Бунин. Жизнеописание - Александр Ба­бо­ре­ко 8 стр.


Двенадцатого ноября состоялось знакомство с Чеховым . Через два дня Бунин подарил Антону Павловичу оттиск рассказа "На хуторе".

В середине декабря (после 16-го) Бунин познакомился с В. Я. Брюсовым. Брюсов записал в дневнике 16 декабря 1895 года: "В среду заходил ко мне с Бальмонтом Бунин, но не застал меня…" Через день-два после этого они снова посетили Брюсова.

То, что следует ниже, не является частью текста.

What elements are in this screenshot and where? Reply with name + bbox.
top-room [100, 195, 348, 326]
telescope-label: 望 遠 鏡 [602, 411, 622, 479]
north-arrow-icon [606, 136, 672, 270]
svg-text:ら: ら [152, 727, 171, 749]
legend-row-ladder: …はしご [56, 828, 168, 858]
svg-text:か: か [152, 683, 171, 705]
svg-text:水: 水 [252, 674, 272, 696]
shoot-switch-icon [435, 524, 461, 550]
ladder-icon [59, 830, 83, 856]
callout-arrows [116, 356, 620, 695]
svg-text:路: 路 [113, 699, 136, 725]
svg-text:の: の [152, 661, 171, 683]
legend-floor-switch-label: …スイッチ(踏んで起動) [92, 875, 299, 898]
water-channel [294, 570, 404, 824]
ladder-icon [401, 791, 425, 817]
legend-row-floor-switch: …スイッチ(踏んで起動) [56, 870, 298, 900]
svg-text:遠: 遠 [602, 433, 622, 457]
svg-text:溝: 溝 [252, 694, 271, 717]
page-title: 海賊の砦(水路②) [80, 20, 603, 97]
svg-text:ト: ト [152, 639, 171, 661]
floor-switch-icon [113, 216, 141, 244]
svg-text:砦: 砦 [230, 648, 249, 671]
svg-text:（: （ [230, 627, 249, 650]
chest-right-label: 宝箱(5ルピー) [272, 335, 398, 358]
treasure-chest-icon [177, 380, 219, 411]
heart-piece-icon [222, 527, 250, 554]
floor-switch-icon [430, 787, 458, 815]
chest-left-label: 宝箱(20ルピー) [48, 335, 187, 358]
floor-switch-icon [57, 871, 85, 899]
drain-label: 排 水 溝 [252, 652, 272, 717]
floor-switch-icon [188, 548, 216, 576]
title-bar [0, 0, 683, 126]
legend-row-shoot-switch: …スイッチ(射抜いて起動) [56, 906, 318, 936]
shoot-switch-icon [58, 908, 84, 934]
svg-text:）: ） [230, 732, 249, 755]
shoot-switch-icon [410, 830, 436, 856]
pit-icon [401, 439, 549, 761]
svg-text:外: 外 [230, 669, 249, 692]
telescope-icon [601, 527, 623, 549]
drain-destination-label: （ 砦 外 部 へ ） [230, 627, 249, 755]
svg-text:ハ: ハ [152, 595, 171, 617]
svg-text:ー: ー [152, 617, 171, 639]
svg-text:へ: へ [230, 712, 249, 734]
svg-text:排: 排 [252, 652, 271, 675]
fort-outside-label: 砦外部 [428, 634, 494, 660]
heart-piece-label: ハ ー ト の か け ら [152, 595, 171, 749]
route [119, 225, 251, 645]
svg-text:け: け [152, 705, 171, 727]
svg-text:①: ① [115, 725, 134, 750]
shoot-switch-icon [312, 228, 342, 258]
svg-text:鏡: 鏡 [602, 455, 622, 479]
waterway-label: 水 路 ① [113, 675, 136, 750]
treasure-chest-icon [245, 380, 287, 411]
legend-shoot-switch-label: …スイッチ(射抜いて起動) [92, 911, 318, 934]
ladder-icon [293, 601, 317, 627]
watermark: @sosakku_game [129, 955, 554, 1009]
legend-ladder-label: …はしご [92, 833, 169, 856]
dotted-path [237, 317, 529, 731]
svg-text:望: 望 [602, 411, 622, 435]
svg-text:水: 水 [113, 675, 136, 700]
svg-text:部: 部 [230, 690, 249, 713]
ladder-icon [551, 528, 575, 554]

Бунин вспоминал: "Брюсова я узнал еще в студенческой тужурке. Поехал к нему в первый раз с Бальмонтом. Он жил на Цветном бульваре, в доме своего отца, торговца пробками. Дом был небольшой, двухэтажный, толстостенный, - настоящий уездный, третьей гильдии купеческий, с высокими и всегда запертыми на замок воротами, с калиткой, с собакой на цепи во дворе. Мы Брюсова в тот день не застали. Но на другой день Бальмонт получил от него записку: "Очень буду рад видеть вас и Бунина, - он настоящий поэт, хотя и не символист". Поехали снова - и я увидел молодого человека…" Говорил он "высокопарно… и все время сентенциями, тоном поучительным, не допускающим возражений. Все было в его словах крайне революционно (в смысле искусства), - да здравствует только новое и долой все старое!"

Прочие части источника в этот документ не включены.